Die politische Bildung ist ein zentrales Thema in Österreichs Schulen, und ein aktuelles Beispiel dafür liefert die 4c der Mittelschule Perg Stadtzentrum. Diese Klasse nahm kürzlich an der „Werkstatt für Demokratie in Oberösterreich“ im Linzer Landhaus teil. In diesem Rahmen hatten die Schülerinnen und Schüler die Möglichkeit, sich intensiv mit Landespolitik, demokratischen Abläufen und den Medien auseinanderzusetzen. Insgesamt 18 Klassen aus ganz Oberösterreich waren an der Veranstaltung beteiligt und erlebten einen lehrreichen Austausch mit Politikerinnen und Politikern vor Ort.
Im Zuge der Veranstaltung beschäftigten sich die Schüler mit Recherchen, verfassten eigene Texte und bereiteten gezielt Fragen für einen direkten Austausch mit Landtagsabgeordneten vor. Bürgermeister Anton Froschauer (ÖVP) und Gabriele Knauseder (SPÖ) standen den Jugendlichen Rede und Antwort. Die Ergebnisse ihrer Recherchen wurden in Form einer Zeitung aufbereitet, die die Schüler selbst gestalteten. Landtagspräsident Max Hiegelsberger, der die Bedeutung frühzeitigen Demokratieverständnisses hervorhob, unterstrich, wie wichtig es ist, dass junge Menschen sich für Politik und Mitbestimmung interessieren. Diese Initiative fördert nicht nur das Wissen über politische Abläufe, sondern auch das Engagement der Schülerinnen und Schüler.
Einblick in die Werkstatt für Demokratie
Die „Werkstatt für Demokratie“ richtet sich an Schülerinnen und Schüler der fünften bis neunten Schulstufe. In der ersten Februarwoche öffnete das Linzer Landhaus erneut seine Türen für diese bedeutende Veranstaltung, bei der Workshops zu Themen wie den Funktionen des Landtags und der Rolle der Medien angeboten werden. Die Workshops, die unter dem Titel „Dein Landtag Oberösterreich“ und „Dein Landtag Oberösterreich und die EU“ stattfinden, dauern jeweils vier Stunden und bieten den Teilnehmern einen tiefen Einblick in die politische Landschaft Österreichs.
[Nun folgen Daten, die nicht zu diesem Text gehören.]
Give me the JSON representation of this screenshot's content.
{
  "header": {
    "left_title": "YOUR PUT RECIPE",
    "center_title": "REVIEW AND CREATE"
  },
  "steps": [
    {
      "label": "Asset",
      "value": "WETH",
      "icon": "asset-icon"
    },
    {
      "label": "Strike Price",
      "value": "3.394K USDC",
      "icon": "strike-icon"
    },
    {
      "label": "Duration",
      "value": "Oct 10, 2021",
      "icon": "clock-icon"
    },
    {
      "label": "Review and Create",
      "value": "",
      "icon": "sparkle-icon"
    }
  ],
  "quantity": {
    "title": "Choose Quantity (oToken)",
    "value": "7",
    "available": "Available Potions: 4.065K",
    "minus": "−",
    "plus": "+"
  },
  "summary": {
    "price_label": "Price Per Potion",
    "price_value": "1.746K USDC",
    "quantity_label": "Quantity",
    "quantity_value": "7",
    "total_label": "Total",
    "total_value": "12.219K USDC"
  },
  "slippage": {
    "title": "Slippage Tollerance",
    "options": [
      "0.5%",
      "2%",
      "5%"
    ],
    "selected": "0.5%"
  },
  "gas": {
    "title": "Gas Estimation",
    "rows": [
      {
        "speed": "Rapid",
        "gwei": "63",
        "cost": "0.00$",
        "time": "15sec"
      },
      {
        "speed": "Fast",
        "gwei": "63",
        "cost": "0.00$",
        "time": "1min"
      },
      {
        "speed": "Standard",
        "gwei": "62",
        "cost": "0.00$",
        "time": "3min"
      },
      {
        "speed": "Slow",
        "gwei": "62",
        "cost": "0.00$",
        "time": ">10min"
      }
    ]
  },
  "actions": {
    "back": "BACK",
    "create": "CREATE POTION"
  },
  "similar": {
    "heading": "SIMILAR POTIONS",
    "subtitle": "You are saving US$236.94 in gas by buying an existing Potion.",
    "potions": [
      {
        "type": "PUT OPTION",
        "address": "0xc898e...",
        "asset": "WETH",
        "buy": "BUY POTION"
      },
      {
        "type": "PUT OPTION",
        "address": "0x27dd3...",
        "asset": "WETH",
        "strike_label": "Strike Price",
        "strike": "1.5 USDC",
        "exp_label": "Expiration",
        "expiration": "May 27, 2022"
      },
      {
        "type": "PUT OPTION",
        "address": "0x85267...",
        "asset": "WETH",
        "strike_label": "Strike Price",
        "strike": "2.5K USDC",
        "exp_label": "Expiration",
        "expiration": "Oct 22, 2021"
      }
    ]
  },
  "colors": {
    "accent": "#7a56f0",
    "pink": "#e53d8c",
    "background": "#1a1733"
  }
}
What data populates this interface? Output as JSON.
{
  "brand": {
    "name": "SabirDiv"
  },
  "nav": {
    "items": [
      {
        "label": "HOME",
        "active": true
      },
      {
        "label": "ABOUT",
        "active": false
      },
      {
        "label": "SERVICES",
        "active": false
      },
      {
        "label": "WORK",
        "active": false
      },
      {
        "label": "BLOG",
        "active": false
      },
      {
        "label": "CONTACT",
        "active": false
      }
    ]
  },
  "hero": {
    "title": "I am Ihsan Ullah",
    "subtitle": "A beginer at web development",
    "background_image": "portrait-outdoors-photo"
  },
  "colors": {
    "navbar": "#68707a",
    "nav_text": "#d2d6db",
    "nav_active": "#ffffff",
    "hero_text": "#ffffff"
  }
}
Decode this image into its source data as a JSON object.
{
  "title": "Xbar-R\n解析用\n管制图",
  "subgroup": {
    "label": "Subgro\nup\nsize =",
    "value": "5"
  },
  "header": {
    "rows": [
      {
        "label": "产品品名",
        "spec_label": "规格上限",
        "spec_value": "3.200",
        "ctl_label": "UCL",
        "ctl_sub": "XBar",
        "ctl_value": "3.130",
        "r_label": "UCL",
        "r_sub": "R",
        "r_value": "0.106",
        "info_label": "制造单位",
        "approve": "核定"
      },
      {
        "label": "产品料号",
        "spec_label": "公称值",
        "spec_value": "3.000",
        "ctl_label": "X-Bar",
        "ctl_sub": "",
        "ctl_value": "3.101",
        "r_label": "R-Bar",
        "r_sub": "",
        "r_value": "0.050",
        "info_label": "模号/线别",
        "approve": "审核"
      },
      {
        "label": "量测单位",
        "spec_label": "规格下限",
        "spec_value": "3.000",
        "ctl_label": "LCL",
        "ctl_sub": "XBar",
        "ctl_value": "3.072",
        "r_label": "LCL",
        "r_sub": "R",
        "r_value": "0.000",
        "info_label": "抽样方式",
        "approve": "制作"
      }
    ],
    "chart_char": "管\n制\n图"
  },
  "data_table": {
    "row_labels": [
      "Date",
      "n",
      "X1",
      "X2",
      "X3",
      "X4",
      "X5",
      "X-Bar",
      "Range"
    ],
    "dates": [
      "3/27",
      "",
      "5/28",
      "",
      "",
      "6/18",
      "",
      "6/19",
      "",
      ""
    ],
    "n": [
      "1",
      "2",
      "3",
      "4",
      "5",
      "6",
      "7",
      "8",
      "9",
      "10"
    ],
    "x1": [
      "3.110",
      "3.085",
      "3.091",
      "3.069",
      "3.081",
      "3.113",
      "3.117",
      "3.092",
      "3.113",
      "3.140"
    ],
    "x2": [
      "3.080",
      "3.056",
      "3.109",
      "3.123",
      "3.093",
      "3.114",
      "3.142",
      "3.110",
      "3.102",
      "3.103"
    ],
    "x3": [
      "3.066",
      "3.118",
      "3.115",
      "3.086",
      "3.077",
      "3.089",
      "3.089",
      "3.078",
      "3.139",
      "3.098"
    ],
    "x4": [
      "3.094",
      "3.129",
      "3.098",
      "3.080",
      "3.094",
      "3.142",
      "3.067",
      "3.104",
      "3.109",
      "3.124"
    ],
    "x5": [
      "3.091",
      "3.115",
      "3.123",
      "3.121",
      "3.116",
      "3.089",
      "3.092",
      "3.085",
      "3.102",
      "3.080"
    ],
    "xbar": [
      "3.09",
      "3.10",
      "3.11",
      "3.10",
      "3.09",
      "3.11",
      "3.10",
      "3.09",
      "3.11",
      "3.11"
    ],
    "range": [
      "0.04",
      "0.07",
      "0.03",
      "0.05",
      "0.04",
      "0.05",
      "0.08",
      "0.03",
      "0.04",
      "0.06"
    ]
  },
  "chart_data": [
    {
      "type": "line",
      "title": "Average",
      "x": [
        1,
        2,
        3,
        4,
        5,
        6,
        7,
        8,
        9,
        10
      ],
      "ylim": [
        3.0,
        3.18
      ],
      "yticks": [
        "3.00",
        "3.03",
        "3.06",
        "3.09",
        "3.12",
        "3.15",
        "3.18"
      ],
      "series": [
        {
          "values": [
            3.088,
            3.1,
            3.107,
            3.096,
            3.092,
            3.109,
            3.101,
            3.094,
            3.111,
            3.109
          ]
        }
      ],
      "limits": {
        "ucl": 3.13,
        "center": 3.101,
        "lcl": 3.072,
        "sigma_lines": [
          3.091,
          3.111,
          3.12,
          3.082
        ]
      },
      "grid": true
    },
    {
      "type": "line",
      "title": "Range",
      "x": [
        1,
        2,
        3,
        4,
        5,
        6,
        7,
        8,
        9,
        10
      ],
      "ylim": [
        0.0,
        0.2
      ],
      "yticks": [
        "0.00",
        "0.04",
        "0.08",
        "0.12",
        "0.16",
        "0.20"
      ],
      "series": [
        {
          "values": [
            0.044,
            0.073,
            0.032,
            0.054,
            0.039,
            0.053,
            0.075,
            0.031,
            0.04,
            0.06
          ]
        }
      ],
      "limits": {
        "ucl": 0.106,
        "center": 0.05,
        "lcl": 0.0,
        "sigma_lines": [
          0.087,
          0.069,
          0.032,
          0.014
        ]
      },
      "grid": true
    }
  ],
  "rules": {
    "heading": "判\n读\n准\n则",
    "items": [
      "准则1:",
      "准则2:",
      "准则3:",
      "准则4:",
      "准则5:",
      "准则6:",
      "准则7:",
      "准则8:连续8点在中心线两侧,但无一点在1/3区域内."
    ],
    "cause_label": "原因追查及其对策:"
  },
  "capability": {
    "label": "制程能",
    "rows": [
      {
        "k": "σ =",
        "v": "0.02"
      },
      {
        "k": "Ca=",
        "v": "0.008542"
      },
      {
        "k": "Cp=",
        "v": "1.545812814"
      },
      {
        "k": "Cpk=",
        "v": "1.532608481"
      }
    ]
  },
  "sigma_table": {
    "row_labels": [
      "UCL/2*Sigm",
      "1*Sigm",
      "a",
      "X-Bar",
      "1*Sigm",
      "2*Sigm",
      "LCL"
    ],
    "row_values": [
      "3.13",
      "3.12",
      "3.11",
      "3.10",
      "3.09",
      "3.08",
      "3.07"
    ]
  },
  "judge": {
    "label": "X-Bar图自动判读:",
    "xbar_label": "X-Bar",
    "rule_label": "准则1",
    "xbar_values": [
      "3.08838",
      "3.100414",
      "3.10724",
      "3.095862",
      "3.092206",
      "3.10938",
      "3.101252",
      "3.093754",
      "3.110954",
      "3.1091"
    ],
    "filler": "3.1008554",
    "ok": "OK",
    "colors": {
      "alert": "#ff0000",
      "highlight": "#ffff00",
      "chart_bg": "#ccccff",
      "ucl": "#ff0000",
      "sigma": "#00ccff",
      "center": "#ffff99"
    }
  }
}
Ein zentraler Bestandteil der Werkstatt ist der direkte Austausch mit Abgeordneten aller im Landtag vertretenen Fraktionen. Die Schüler hatten die Gelegenheit, ihre Fragen zu stellen und so einen direkten Kontakt zur politischen Realität herzustellen. Diese Erfahrungen sind für die Jugendlichen nicht nur lehrreich, sondern tragen auch dazu bei, ein reflektiertes und selbstbewusstes Politikbewusstsein zu entwickeln.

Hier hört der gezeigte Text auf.